Convidada: Clarisse Louro

 

De repente, dois homens ainda jovens e bem parecidos, de ar desempoeirado e sem gravata, irromperam por esta Europa fora. Contra todos os cânones da eurocracia de Bruxelas, foi vê-los em contra mão por Londres, Paris, Bruxelas, Berlim, Viena...

Não deixam ninguém indiferente, despertam ódios e paixões, mas acima de tudo surpresa e admiração. E inspiram medo, muito medo em muita gente. Mas também esperança, muita esperança em muita gente… É sempre assim quando alguém ousa dizer o contrário do que está estabelecido!

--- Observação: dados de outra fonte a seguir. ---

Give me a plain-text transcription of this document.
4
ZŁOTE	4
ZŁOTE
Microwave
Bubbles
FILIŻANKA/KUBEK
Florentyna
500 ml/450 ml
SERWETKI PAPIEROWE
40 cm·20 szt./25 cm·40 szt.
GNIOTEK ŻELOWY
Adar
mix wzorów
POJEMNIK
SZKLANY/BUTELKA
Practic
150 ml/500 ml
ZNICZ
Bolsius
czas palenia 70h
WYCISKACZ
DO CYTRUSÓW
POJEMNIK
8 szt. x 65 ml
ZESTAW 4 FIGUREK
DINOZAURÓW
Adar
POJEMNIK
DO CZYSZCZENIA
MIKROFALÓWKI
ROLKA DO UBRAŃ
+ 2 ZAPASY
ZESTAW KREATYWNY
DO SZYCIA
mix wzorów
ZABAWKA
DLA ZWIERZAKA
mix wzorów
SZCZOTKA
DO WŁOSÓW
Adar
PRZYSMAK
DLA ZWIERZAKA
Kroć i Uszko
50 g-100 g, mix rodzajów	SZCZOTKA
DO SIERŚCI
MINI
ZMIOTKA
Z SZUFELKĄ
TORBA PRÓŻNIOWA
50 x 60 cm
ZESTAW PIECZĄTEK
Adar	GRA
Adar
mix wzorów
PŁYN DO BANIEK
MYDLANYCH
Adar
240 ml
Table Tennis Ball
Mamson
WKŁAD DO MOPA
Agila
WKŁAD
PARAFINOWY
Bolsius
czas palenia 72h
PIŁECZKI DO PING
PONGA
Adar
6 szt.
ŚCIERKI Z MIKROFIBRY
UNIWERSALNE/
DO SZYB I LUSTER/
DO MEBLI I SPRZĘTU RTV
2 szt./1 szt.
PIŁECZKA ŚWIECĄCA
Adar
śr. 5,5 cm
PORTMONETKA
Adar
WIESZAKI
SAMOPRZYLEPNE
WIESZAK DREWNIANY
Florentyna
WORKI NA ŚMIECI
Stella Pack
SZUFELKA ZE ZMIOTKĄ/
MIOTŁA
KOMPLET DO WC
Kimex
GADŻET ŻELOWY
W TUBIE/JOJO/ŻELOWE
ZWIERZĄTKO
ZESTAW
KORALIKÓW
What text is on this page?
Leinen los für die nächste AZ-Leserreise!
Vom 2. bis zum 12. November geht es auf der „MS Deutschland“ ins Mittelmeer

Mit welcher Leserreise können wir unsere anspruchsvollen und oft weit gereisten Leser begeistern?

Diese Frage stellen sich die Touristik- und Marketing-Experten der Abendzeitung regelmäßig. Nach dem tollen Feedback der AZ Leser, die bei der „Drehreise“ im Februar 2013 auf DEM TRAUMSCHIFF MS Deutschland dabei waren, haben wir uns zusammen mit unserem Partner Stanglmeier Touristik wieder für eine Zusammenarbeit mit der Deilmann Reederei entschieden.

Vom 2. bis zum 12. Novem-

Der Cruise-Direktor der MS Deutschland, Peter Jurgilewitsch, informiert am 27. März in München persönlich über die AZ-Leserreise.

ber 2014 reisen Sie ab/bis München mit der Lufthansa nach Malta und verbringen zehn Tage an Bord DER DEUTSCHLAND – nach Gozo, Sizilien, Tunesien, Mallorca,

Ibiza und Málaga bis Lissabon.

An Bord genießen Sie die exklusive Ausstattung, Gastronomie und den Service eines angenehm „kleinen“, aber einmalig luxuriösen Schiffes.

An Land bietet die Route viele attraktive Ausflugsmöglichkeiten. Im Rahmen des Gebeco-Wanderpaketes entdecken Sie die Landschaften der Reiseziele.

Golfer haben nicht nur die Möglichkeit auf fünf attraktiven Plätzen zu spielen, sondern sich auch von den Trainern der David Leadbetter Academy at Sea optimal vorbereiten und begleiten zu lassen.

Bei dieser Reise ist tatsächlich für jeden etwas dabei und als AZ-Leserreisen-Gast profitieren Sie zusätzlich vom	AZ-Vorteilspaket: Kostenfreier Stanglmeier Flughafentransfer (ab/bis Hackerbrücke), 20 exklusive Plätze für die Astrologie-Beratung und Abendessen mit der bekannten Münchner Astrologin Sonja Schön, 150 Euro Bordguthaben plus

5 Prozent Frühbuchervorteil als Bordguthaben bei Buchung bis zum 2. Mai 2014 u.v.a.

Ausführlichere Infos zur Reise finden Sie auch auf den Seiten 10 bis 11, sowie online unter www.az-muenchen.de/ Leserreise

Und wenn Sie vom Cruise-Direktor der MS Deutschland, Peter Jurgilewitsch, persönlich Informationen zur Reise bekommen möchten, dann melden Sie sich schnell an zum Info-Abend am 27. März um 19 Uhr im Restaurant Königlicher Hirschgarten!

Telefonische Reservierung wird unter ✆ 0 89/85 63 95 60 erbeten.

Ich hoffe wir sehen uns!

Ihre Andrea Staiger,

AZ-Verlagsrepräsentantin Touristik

A novidade nem está tanto no que dizem. Desde logo porque eles próprios já o dizem há muito tempo, na Grécia e por onde têm passado. Como muitos outros, em muitos outros sítios. A novidade está na voz que agora lhe foi dada pelo povo grego, na legitimidade democrática que conquistaram.

A novidade não está em dizer que a austeridade falhou e que a estratégia está errada. Já há muito que isso é dito, e começa até a ser já consensual, mesmo que os que cegamente a defendem não o queiram admitir. A novidade está nos radicais, que não são uns, mas justamente os outros. A novidade está nas alternativas que afinal há, e se dizia não haver. Mas, acima de tudo, a novidade está em perceber que é possível um certo pensamento político chegar ao poder. Que há ideias e formas de acção política que já não cabem numa pequena caixinha com o rótulo de protesto. Que é possível saltar de um gueto estigmatizado para um projecto de poder. A novidade está no que possa ser uma onda que atravesse a Europa e arrase o velho, caduco e corrompido paradigma com que se tem feito política no sul da Europa. A novidade está na mensagem clara que é possível acabar com as velhas e esgotadas famílias políticas. Que é possível romper com os centrões dos interesses que se têm perpetuado no poder, prometendo sistematicamente na oposição o que sempre negam no governo. Acusando sempre o outro pelo passado que depois repetem.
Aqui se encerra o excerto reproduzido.